关键词: 过渡金属, 能源转换, 电催化, 二氧化碳

Abstract:

The electrochemical conversion of CO₂ into value-added chemicals and fuels has attracted widespread concern since it realizes the recycling of greenhouse gases. Production of new materials lies at the very core of this technology as it enables the improvement of developmental efficiency and selectivity by chemical optimization of morphology and electronic structure. Transition metal-based catalysts are particularly appealing as their d bands have valence electrons which are close to the Fermi level and hence overcome the intrinsic activation barriers and reaction kinetics. The study of Mo, Fe, Co, and Ni-based materials in particular is a very recent research subject that offers various possibilities in electrochemical CO₂ reduction applications. Herein, we summarize the recent research progress of Mo, Fe, Co, and Ni-based catalysts and their catalytic behavior in electrochemical CO₂ reduction. We particularly focus on the relationship between structures and properties, with examples of the key features accounting for the high efficiency and selectivity of the CO₂ reduction process. The most significant experimental and theoretical improvements are highlighted. Finally, we concisely discuss the scientific challenges and opportunities for transition metal-based catalysts.
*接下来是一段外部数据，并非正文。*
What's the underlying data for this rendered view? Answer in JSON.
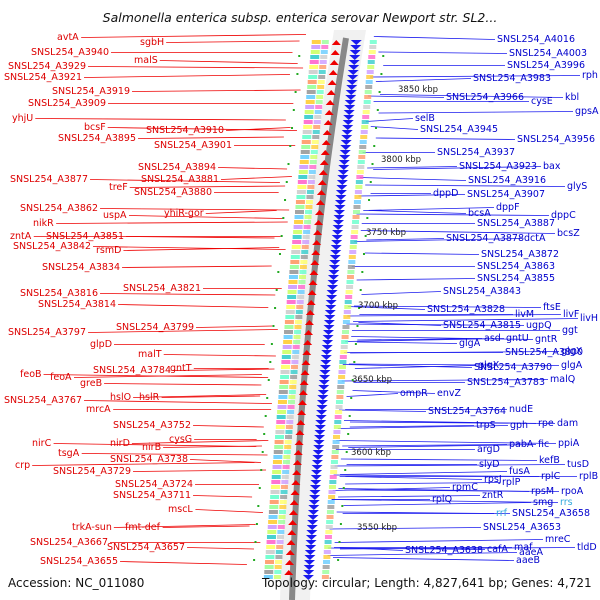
{
  "title": "Salmonella enterica subsp. enterica serovar Newport str. SL2...",
  "footer": {
    "accession": "Accession: NC_011080",
    "summary": "Topology: circular; Length: 4,827,641 bp; Genes: 4,721"
  },
  "colors": {
    "forward_strand": "#ee0000",
    "reverse_strand": "#1a1aee",
    "left_label": "#dd0000",
    "right_label": "#0000cc",
    "rna_label": "#33aadd",
    "backbone": "#888888",
    "tick": "#22aa22"
  },
  "kbp_marks": [
    "3850 kbp",
    "3800 kbp",
    "3750 kbp",
    "3700 kbp",
    "3650 kbp",
    "3600 kbp",
    "3550 kbp"
  ],
  "left_labels": [
    "avtA",
    "sgbH",
    "SNSL254_A3940",
    "SNSL254_A3929",
    "malS",
    "SNSL254_A3921",
    "SNSL254_A3919",
    "SNSL254_A3909",
    "yhjU",
    "bcsF",
    "SNSL254_A3910",
    "SNSL254_A3895",
    "SNSL254_A3901",
    "SNSL254_A3894",
    "SNSL254_A3877",
    "SNSL254_A3881",
    "treF",
    "SNSL254_A3880",
    "SNSL254_A3862",
    "uspA",
    "yhiR-gor",
    "nikR",
    "zntA",
    "SNSL254_A3851",
    "SNSL254_A3842",
    "rsmD",
    "SNSL254_A3834",
    "SNSL254_A3821",
    "SNSL254_A3816",
    "SNSL254_A3814",
    "SNSL254_A3797",
    "SNSL254_A3799",
    "glpD",
    "malT",
    "feoB",
    "feoA",
    "SNSL254_A3784",
    "gntT",
    "greB",
    "SNSL254_A3767",
    "hslO",
    "hslR",
    "mrcA",
    "SNSL254_A3752",
    "nirC",
    "nirD",
    "nirB",
    "cysG",
    "tsgA",
    "SNSL254_A3738",
    "crp",
    "SNSL254_A3729",
    "SNSL254_A3724",
    "SNSL254_A3711",
    "mscL",
    "trkA-sun",
    "fmt-def",
    "SNSL254_A3667",
    "SNSL254_A3657",
    "SNSL254_A3655"
  ],
  "right_labels": [
    "SNSL254_A4016",
    "SNSL254_A4003",
    "SNSL254_A3996",
    "rph",
    "SNSL254_A3983",
    "kbl",
    "SNSL254_A3966",
    "cysE",
    "gpsA",
    "selB",
    "SNSL254_A3945",
    "SNSL254_A3956",
    "SNSL254_A3937",
    "SNSL254_A3923",
    "bax",
    "SNSL254_A3916",
    "glyS",
    "dppD",
    "SNSL254_A3907",
    "dppF",
    "bcsA",
    "dppC",
    "SNSL254_A3887",
    "SNSL254_A3878",
    "dctA",
    "bcsZ",
    "SNSL254_A3872",
    "SNSL254_A3863",
    "SNSL254_A3855",
    "SNSL254_A3843",
    "SNSL254_A3828",
    "ftsE",
    "livM",
    "livF",
    "livH",
    "SNSL254_A3815",
    "ugpQ",
    "ggt",
    "asd",
    "gntU",
    "gntR",
    "glgA",
    "SNSL254_A3800",
    "glgX",
    "glgX",
    "SNSL254_A3790",
    "glgA",
    "SNSL254_A3783",
    "malQ",
    "ompR",
    "envZ",
    "SNSL254_A3764",
    "nudE",
    "trpS",
    "gph",
    "rpe",
    "dam",
    "argD",
    "pabA",
    "fic",
    "ppiA",
    "kefB",
    "slyD",
    "tusD",
    "fusA",
    "rpsJ",
    "rplC",
    "rplB",
    "rplP",
    "rpmC",
    "rpsM",
    "rpoA",
    "rplQ",
    "zntR",
    "smg",
    "rrs",
    "rrf",
    "SNSL254_A3658",
    "SNSL254_A3653",
    "mreC",
    "SNSL254_A3638",
    "cafA",
    "maf",
    "tldD",
    "aaeA",
    "aaeB"
  ]
}
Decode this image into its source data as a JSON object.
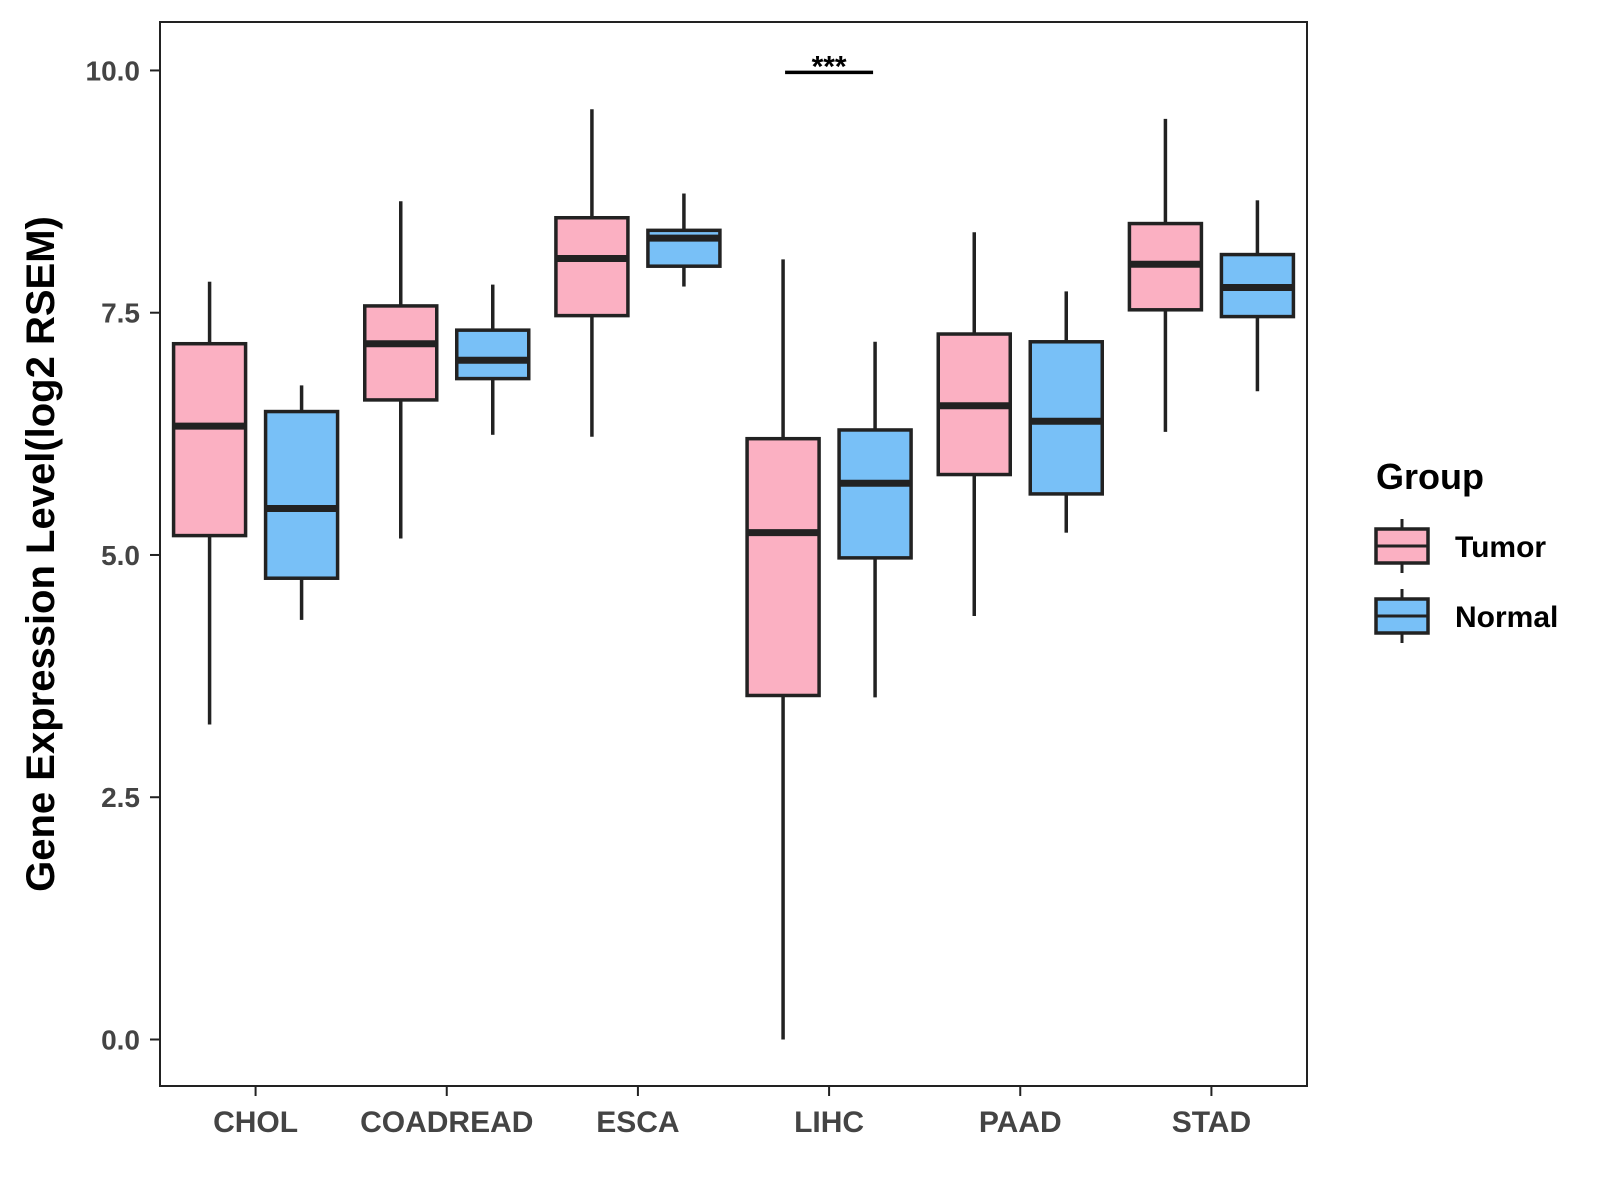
{
  "chart_data": {
    "type": "boxplot",
    "title": "",
    "xlabel": "",
    "ylabel": "Gene Expression Level(log2 RSEM)",
    "ylim": [
      -0.48,
      10.5
    ],
    "yticks": [
      0.0,
      2.5,
      5.0,
      7.5,
      10.0
    ],
    "ytick_labels": [
      "0.0",
      "2.5",
      "5.0",
      "7.5",
      "10.0"
    ],
    "categories": [
      "CHOL",
      "COADREAD",
      "ESCA",
      "LIHC",
      "PAAD",
      "STAD"
    ],
    "legend": {
      "title": "Group",
      "position": "right"
    },
    "series": [
      {
        "name": "Tumor",
        "color": "#fbb0c2",
        "boxes": [
          {
            "min": 3.25,
            "q1": 5.2,
            "median": 6.33,
            "q3": 7.18,
            "max": 7.82
          },
          {
            "min": 5.17,
            "q1": 6.6,
            "median": 7.18,
            "q3": 7.57,
            "max": 8.65
          },
          {
            "min": 6.22,
            "q1": 7.47,
            "median": 8.06,
            "q3": 8.48,
            "max": 9.6
          },
          {
            "min": 0.0,
            "q1": 3.55,
            "median": 5.23,
            "q3": 6.2,
            "max": 8.05
          },
          {
            "min": 4.37,
            "q1": 5.83,
            "median": 6.54,
            "q3": 7.28,
            "max": 8.33
          },
          {
            "min": 6.27,
            "q1": 7.53,
            "median": 8.0,
            "q3": 8.42,
            "max": 9.5
          }
        ]
      },
      {
        "name": "Normal",
        "color": "#78c0f7",
        "boxes": [
          {
            "min": 4.33,
            "q1": 4.76,
            "median": 5.48,
            "q3": 6.48,
            "max": 6.75
          },
          {
            "min": 6.24,
            "q1": 6.82,
            "median": 7.01,
            "q3": 7.32,
            "max": 7.79
          },
          {
            "min": 7.77,
            "q1": 7.98,
            "median": 8.27,
            "q3": 8.35,
            "max": 8.73
          },
          {
            "min": 3.53,
            "q1": 4.97,
            "median": 5.74,
            "q3": 6.29,
            "max": 7.2
          },
          {
            "min": 5.23,
            "q1": 5.63,
            "median": 6.38,
            "q3": 7.2,
            "max": 7.72
          },
          {
            "min": 6.69,
            "q1": 7.46,
            "median": 7.76,
            "q3": 8.1,
            "max": 8.66
          }
        ]
      }
    ],
    "annotations": [
      {
        "category": "LIHC",
        "text": "***",
        "y": 9.98
      }
    ]
  }
}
Key words: Transition metal, Energy conversion, Electrocatalytic, CO₂

郝金辉, 施伟东. 过渡金属(Mo,Fe,Co和Ni)基催化剂在电催化还原二氧化碳还原中应用[J]. 催化学报, DOI: 10.1016/S1872-2067(18)63073-6.

Jinhui Hao, Weidong Shi. Transition metal (Mo, Fe, Co, and Ni)-based catalysts for electrochemical CO₂ reduction[J]. Chinese Journal of Catalysis, DOI: 10.1016/S1872-2067(18)63073-6.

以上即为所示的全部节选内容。